Otherwise and as we have suggested repeatedly, the current 2.2% Riksbank GDP projection for this year made in March is increasingly optimistic, possibly by a factor of two, not least after what seems to have been a clear q/q drop in Q1. In this regard, the real economy backdrop is still puzzling and meriting more of a reassessment. But the outlook is even more puzzling given that GDP growth would have to average nearly 4% annualized in the rest if the year to get to the Riksbank outlook. Despite an apparent 2%-plus GDP jump in the last three quarters if 2025 (twice Riksbank thinking), the economy still looks soggy, not least in the labor market. Admittedly, much of the recent rise in unemployment to around 9% of late looks to be a result of increased participation, but does this reflect a need by households to boost what have been damaged (real) incomes; if so then there may be little respite with the rate staying around current levels for at least the rest of this year.

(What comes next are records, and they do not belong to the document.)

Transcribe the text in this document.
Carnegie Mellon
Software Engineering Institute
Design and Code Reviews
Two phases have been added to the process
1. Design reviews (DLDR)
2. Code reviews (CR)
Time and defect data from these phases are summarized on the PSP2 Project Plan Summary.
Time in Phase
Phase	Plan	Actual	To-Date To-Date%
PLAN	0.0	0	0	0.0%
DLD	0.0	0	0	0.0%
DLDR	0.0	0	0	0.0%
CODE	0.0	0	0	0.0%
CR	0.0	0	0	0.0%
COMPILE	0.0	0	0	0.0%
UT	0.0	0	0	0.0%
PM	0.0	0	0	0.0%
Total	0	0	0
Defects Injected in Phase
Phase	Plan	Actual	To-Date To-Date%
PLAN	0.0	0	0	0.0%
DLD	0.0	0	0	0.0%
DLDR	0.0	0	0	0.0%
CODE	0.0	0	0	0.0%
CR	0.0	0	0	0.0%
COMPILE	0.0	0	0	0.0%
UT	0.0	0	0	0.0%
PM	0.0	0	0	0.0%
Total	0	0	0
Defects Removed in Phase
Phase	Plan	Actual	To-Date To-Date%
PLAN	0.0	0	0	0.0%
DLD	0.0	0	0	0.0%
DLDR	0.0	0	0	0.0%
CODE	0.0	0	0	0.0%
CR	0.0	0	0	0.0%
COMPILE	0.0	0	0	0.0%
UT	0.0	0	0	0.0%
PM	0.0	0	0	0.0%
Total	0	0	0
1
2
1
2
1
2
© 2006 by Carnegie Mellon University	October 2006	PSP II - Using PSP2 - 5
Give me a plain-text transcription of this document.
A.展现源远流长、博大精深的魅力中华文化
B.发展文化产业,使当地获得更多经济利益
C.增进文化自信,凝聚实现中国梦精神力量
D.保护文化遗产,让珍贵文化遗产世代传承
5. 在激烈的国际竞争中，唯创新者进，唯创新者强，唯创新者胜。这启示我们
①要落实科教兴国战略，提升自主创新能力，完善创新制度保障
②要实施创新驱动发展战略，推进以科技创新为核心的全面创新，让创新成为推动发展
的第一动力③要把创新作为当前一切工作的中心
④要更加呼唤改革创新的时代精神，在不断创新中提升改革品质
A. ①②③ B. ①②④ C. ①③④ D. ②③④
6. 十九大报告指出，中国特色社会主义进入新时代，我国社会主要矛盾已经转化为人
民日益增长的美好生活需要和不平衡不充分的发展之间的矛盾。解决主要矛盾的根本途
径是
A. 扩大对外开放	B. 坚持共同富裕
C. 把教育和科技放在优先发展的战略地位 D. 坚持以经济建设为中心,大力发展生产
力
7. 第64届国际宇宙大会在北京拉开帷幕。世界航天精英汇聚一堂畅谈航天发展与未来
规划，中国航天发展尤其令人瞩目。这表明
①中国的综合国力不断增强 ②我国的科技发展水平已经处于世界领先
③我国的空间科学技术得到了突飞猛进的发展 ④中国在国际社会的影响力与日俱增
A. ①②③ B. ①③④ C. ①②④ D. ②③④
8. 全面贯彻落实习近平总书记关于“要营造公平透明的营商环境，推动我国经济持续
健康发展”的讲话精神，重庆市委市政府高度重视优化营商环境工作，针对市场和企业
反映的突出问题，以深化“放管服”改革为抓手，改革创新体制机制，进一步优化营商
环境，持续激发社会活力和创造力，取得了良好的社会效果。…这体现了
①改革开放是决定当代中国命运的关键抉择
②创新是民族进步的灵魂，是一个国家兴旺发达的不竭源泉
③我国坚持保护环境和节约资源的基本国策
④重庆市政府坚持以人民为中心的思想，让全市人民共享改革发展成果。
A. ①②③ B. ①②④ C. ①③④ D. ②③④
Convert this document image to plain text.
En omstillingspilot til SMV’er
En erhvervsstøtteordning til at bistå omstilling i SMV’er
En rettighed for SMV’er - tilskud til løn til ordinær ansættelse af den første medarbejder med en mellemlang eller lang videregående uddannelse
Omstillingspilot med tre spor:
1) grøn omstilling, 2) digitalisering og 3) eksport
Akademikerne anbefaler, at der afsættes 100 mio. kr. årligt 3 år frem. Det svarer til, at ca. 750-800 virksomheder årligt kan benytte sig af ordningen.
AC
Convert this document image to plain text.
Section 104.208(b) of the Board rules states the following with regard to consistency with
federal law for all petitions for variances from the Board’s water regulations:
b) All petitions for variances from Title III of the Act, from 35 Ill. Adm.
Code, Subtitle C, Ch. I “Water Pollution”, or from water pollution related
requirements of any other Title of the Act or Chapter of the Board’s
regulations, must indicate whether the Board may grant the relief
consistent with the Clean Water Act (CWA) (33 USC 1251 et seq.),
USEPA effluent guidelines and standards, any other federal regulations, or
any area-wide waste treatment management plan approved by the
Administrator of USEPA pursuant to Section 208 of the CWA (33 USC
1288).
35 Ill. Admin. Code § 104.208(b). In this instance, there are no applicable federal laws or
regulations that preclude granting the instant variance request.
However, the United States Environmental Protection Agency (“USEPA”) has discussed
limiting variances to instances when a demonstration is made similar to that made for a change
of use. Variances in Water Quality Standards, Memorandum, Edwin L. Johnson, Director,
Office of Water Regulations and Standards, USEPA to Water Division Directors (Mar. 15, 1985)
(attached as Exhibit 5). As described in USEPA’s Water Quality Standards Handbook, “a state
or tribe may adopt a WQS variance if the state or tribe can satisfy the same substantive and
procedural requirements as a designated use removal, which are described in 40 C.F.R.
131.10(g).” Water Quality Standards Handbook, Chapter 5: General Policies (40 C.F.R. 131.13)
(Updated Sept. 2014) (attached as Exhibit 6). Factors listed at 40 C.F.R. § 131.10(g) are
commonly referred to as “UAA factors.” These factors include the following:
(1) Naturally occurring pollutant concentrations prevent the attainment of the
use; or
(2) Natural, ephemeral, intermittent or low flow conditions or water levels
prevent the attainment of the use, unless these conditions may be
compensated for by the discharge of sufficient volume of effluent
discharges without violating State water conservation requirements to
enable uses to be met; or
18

It is against this background where we now see a GDP growth outcome nearer 1.2% for this year, with weaker exports causing clear damage that, alongside the likely Q1 drop. Helped by fiscal policy and the anticipated fall back in energy prices we see GDP growth outcome nearer 1.7% next year. This very much suggests a negative output gap, at least until 2028.
As a result, the Board’s previous pointer of no change for some time to come is likely to be met and maybe with a clearer downside risks than upper. More likely, we still do not see any looming policy reversal, as we see this current policy rate (1.75%) staying in place through 2027, ie a little longer than the Riksbank which envisaged the first hike probably at end 2026.